Советское искусство, утверждал главный советский искусствовед 40–х годов Г. А. Недошивин, не только «не видит своей основной цели в развитии образов трагического конфликта», но вовсе отказывается признавать трагическое измерение жизни: «Красота трагического заключается не в гибели героя, не в его страданиях, а в его борьбе, страстности и силе, которых не могут сломить ни страдания, ни смерть»[582]. Иными словами, трагическое – это и есть героическое. Эта замена с необходимостью порождала суррогат трагедии – мелодраму, которая, как заметил Питер Брукс, «не просто представляет «выпадение» из трагедии, но является ответом на утрату трагического видения»[583].
Героика разлагается: чем дальше, тем больше герой сливается с идеалом – ему уже некуда расти и незачем перековываться. Это радикально отличает Корчагиных 30–х годов от Тутариновых и Журбиных 40–50–х. Описанная Катериной Кларк траектория развития героя исчерпывается, а сам героизм сливается с «передовой моралью»: «Нечего бояться «прописи» и «жуткой положительности» в герое, как боятся некоторые товарищи, – призывал своих коллег–кинематографистов Вс. Пудовкин в 1935 году. – Противная фальшь прежних нравоучительных хрестоматий заключалась не в приемах, а в самом существе содержания, имевшего боковой фальшивый смысл. Героический эпос, в упор воспевший прекрасное, давал величайшие произведения»[584]. Искусство погружается в «героический эпос». «Строгий юноша» Юрия Олеши и одноименный фильм Абрама Роома могут быть поняты как точка критического продумывания этой ситуации в советском искусстве.

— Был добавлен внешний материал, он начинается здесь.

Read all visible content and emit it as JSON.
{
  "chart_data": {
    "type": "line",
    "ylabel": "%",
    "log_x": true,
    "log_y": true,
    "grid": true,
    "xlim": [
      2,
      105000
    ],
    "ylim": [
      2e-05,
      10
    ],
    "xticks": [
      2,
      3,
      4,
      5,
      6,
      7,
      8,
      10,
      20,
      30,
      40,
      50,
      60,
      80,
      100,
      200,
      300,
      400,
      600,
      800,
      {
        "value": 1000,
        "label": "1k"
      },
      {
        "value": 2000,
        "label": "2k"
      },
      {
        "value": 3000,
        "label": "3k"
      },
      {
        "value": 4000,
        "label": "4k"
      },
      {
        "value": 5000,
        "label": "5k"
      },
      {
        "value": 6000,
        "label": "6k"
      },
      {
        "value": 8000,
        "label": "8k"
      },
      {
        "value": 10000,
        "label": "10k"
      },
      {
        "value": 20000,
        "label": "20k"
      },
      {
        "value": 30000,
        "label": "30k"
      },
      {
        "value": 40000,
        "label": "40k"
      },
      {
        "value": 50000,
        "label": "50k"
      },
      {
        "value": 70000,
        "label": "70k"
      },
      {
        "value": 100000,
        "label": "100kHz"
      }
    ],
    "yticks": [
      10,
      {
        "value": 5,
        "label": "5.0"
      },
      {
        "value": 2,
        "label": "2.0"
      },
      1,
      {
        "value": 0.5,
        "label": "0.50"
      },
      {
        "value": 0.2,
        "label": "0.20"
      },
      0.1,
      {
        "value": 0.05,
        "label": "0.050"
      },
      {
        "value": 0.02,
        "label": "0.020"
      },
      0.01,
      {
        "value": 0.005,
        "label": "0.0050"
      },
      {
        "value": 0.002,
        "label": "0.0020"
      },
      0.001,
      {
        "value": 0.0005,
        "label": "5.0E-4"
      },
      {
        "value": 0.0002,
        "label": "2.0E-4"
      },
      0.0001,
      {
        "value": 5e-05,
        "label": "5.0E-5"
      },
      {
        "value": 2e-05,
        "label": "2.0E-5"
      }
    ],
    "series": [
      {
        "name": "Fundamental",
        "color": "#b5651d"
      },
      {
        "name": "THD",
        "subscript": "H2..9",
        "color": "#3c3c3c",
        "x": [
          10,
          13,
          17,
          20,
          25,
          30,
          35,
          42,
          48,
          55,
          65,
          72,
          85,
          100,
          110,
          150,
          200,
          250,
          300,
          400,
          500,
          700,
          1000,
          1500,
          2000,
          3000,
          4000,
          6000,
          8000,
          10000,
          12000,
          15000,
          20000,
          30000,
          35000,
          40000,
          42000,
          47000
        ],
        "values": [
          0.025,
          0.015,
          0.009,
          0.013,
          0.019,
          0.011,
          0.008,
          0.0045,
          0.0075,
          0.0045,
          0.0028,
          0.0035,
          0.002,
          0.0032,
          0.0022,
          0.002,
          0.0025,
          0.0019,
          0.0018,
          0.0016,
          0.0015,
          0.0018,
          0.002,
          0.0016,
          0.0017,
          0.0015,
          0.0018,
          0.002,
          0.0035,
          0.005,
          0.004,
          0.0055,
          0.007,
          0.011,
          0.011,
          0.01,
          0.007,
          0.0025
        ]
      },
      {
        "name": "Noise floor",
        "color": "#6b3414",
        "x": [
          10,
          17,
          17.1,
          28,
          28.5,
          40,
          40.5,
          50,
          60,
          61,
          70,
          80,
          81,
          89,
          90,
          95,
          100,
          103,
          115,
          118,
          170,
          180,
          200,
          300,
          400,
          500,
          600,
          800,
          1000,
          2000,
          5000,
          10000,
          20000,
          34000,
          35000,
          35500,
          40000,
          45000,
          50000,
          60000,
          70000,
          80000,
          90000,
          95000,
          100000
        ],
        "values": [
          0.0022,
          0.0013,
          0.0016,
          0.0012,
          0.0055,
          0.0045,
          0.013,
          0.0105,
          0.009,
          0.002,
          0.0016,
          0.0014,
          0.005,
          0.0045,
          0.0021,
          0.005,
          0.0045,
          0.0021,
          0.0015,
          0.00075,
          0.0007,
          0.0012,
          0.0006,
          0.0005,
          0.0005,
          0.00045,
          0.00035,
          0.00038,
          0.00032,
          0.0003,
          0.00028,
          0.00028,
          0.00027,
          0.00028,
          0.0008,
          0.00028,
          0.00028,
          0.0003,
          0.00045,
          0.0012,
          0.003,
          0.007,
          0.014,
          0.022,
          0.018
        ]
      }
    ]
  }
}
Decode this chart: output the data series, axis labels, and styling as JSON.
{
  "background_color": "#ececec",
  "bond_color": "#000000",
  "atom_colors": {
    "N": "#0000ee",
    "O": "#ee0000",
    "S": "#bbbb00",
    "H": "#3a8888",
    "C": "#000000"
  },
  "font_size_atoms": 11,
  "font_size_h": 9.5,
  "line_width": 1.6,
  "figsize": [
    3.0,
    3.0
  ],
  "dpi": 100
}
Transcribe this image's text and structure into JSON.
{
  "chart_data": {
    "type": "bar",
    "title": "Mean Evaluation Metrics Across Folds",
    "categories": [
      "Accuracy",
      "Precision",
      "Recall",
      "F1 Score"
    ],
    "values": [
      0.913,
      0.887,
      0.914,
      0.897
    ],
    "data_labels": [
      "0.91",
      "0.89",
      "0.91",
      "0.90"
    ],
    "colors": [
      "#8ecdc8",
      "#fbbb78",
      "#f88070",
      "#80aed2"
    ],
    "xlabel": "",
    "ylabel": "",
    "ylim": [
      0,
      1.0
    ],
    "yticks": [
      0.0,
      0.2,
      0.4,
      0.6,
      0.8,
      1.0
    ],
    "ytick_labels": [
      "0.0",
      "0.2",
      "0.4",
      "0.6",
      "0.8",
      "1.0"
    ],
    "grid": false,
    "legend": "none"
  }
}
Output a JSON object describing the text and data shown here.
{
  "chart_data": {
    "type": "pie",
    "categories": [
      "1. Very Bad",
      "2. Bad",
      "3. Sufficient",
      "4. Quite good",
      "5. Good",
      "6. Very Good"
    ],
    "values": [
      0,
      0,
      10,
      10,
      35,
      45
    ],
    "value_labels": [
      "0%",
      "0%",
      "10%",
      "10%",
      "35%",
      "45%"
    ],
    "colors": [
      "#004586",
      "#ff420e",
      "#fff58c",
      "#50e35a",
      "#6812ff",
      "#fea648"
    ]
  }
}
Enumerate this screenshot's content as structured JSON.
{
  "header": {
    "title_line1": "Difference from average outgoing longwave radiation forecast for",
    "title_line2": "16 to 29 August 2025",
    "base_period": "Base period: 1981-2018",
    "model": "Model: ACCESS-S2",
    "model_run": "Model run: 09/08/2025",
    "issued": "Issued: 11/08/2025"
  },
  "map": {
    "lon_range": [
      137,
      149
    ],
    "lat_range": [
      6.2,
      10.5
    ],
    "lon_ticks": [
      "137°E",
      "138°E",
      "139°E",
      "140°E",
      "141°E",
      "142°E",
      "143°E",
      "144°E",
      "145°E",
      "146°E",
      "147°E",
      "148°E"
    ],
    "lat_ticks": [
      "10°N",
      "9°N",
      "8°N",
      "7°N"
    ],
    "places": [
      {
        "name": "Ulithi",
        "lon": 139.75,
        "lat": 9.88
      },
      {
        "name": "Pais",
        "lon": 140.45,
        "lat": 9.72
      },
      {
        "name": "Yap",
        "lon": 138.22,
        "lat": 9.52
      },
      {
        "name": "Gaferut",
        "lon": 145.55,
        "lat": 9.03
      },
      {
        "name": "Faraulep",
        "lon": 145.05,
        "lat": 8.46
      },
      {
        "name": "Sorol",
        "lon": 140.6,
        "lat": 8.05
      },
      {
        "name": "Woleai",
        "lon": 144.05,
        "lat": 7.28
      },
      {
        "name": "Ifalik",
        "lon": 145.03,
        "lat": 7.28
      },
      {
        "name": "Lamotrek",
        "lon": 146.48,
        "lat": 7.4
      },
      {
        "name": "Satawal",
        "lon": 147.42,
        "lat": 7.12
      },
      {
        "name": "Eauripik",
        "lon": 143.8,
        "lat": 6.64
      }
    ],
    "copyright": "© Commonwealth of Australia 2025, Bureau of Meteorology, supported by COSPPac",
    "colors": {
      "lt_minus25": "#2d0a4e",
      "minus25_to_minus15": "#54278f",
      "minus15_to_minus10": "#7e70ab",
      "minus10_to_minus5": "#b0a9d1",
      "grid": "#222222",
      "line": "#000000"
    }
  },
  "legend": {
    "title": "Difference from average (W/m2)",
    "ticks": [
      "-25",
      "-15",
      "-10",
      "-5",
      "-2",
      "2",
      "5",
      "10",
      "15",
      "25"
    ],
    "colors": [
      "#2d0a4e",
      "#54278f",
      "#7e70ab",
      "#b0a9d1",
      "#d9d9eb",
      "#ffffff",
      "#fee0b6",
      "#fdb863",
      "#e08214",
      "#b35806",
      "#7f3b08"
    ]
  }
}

Трансформация героизма в «героику труда» фактически завершает распад героического. Как утверждала советская эстетика, «социалистический героизм, который складывается в людях нашей эпохи, вытекает не из индивидуального сознания человека в необходимости совершить какой‑то особый поступок, выделяющий его по сравнению с другими, а из твердого убеждения, что этот поступок социально полезен и необходим. Такие подлинные герои социалистической стройки совершают свои героические поступки, рассматривая их не как героическое дело, а как обычную будничную работу, как социалистическую форму труда»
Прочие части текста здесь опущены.